Да к Ленину самому можно было приглядеться, а мысли его — даже особенно всё новые повороты мыслей — поражали. Самих мыслей было не так много, Саша чуть не все слышал уже с первого вечера, и Ленин как будто только то и делал, что повторял их да повторял, внедряя в слушателей, — но нет! При этих многократных повторениях происходили незаметные сдвиги формулировок, — так что Ленин незаметно как бы успевал занять сразу разные позиции — и настаивал в данную минуту именно на том оттенке, который в данную минуту более требовался ему. Да хотя бы вот о европейской революции: в первый вечер он объявил, что она начинается и уже идёт. А вот, за три недели, уже так у него естественно повернулось, что мы можем рассчитывать на могучую европейскую революцию, только если сперва у нас власть перейдёт к рабочему классу.

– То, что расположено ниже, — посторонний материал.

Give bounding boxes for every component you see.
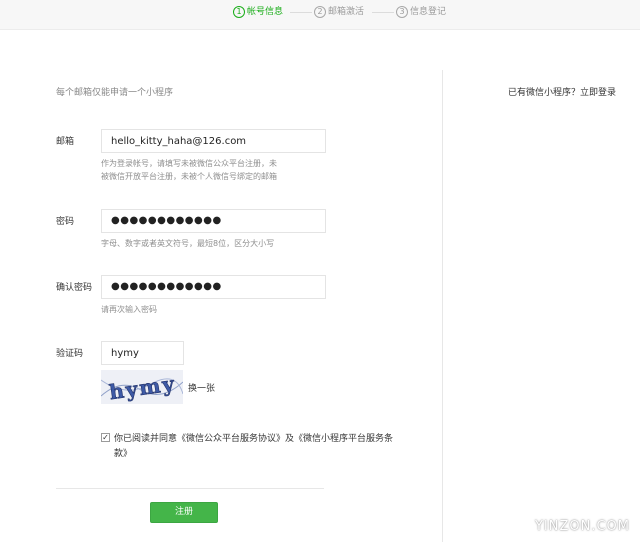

Или о том, как выйти из войны. Ленин с уверенным видом внушал, что мы все, тут сидящие, знаем, как кончить, а вся трудность только в том, как объяснить это несознательным массам: в широких массах — непривычка к классовой точке зрения, полное непонимание нашей позиции и тьма недоразумений. А мы должны дать народу совершенно точный ответ. Нужны посредствующие звенья, которые вводили бы в вопрос неподготовленных людей. Но вот он объяснял и объяснял, как объяснять массам окончание войны, и Ленартович всей пытливостью хотел понять, — уж он-то с Четырнадцатого года только к этому и рвался, — и нет, не мог понять! И, честное же слово, никто из присутствующих тоже не понимал, — но по таинственному влиянию Ленина все кивали, что понимают. Штык в землю? — нет, нельзя окончить эту войну отказом солдат только одной стороны. Беспредельное братание? — тоже нет, лишь до известного предела, а если на нас пойдут в наступление — мы встанем революционной войной. Сепаратный мир? — ни в коем случае, этого мы не допустим, это отрицание Интернационала, обвинение нас в сепаратном мире — низкая клевета наших врагов.

А — что же тогда?

Как ни верти — получалось вроде так: спервавсеевропейская революция, победа рабочего класса во всех странах, лишь после этого — мир. Но так — действительно было трудно объяснить массам: для того чтобы выпрыгнуть из окна горящего дома — надо прежде взлезть на чердак?

Однако в такой резкой форме Ленартович ни у кого спросить не решился, стесняясь в новой обстановке показаться смешным. Странно другое: вот сидели и „старые большевики” — и тоже никто не решился спросить, возразить.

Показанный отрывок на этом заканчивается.